Yasser was his best friend, whose family says also died in an Israeli military raid a few months earlier.
A week later, the Aslan family was still receiving mourners paying their condolences. His mother, Amina Aslan, wore all black and maintained a brave face. She said he would always talk about hoping to die fighting the occupation, a topic that would make her mad. She pulled out a text message exchange they had a few days before he died.
“I told him: I swear if you keep talking like this, I will stop speaking to you!” she read out loud. “Go die! I’ll stop speaking to you!”
Aslan is one of a rising number of young men in the West Bank with such a death wish, according to Palestinians in the camp.
The war in Gaza, and Israel's expanding settlements in the West Bank, have made the prospect of a Palestinian state ever more distant.

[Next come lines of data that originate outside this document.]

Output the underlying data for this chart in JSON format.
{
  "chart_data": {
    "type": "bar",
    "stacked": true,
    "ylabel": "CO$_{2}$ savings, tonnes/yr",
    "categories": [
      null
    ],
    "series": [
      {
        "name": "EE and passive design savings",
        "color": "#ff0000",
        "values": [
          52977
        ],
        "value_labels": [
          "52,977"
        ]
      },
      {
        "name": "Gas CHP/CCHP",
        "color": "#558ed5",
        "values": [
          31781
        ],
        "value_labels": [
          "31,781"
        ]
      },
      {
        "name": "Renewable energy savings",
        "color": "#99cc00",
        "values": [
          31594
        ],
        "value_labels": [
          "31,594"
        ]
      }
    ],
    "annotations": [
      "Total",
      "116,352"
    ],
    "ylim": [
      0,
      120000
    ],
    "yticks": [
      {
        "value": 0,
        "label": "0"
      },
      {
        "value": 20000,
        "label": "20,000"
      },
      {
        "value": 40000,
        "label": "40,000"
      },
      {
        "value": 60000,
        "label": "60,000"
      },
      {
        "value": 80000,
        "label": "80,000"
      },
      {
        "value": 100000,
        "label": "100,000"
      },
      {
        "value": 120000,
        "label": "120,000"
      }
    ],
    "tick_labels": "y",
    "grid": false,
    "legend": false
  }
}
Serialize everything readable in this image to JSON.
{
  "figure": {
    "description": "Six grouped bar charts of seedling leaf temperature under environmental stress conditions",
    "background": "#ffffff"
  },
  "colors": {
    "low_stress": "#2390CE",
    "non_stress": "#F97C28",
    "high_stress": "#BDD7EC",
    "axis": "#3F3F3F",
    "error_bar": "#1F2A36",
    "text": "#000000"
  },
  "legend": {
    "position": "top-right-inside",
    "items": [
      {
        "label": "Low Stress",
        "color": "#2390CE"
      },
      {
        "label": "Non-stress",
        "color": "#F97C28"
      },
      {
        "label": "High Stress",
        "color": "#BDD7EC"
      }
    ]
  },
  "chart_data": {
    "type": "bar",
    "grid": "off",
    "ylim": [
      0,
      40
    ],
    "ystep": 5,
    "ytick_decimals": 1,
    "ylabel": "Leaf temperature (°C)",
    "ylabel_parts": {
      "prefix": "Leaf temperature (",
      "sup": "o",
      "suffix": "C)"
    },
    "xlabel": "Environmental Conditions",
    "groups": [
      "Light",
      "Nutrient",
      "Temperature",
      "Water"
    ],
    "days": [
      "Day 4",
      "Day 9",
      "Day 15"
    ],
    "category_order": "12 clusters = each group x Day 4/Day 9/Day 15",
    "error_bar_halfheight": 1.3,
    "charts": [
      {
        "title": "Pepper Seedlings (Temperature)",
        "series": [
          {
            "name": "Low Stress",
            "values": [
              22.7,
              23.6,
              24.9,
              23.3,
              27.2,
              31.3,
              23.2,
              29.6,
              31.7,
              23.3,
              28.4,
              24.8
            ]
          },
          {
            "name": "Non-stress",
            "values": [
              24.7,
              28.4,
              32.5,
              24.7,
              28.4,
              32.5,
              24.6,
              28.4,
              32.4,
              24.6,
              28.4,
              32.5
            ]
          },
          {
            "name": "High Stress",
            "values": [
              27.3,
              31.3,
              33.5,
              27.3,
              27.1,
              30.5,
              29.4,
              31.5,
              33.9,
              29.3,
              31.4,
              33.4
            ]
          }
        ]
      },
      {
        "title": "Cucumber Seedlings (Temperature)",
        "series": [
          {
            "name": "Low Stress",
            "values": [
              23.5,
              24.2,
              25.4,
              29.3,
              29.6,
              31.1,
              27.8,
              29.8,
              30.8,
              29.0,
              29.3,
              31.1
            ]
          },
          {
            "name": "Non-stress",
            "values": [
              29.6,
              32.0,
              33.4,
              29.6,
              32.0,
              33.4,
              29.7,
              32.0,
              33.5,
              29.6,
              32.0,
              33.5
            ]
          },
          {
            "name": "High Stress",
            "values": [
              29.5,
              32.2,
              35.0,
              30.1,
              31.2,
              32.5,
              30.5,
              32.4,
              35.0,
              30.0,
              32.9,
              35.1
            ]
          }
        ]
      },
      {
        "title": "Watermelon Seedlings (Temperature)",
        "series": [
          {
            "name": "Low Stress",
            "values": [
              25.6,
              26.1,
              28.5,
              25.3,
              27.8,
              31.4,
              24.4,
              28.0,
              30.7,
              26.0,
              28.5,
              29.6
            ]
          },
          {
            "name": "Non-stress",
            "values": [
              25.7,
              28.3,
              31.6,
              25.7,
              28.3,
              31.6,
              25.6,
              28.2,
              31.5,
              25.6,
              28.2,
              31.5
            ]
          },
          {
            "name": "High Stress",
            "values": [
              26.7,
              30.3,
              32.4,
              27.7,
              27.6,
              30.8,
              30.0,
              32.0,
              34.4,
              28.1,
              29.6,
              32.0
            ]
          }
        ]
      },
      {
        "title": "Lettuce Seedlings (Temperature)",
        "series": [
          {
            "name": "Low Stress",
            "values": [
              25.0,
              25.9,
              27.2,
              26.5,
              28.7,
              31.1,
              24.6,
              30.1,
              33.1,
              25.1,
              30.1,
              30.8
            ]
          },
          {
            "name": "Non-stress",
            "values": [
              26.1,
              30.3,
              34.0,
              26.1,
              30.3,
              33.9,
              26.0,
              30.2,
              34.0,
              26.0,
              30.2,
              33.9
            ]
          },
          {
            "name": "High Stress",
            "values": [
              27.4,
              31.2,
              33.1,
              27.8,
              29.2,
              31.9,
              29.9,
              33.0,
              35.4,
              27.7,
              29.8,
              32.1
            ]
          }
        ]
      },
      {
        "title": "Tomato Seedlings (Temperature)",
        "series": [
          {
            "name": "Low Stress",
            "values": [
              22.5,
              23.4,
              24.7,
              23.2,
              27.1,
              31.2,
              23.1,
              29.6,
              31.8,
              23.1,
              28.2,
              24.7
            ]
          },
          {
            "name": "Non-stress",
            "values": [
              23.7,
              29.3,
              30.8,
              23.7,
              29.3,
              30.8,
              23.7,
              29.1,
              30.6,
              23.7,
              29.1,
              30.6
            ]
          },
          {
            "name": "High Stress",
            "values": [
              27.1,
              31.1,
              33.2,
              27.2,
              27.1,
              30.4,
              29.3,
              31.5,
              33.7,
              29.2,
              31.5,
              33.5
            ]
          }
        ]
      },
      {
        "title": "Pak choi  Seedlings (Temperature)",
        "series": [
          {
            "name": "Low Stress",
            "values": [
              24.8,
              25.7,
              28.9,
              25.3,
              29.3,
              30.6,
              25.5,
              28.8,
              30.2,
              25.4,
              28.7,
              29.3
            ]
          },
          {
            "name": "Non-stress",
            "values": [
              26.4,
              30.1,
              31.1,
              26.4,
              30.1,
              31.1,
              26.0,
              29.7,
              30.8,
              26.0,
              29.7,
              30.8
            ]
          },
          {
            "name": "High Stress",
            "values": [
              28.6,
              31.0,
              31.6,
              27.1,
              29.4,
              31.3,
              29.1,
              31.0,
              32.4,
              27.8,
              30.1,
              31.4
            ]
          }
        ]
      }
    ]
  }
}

Unemployment is high, and with no future in sight, hopes are even lower.
Like Aslan, many young men say that their only choice is to fight the Israeli occupation.
Some take up arms and join militant groups, others throw rocks at Israeli soldiers during raids.
Aslan’s mother said that every time there was an Israeli military incursion, her son would rush to join the youths on the streets.
In Aslan’s bedroom, his father, Nidal, pointed to items laid out neatly on his son’s bunk bed — a baseball cap, cigarette lighters, a piece of clothing blotted with blood.
He said these are all mementos his son collected and kept from his friends who were killed in Israeli raids. He said his son’s ultimate wish was to join his friends in heaven.
“Ahmed used to say, ‘sure I have friends, but those who have gone are dear to me,’ ” said Nidal Aslan.
Nuha Musleh contributed reporting in Ramallah and Jenin.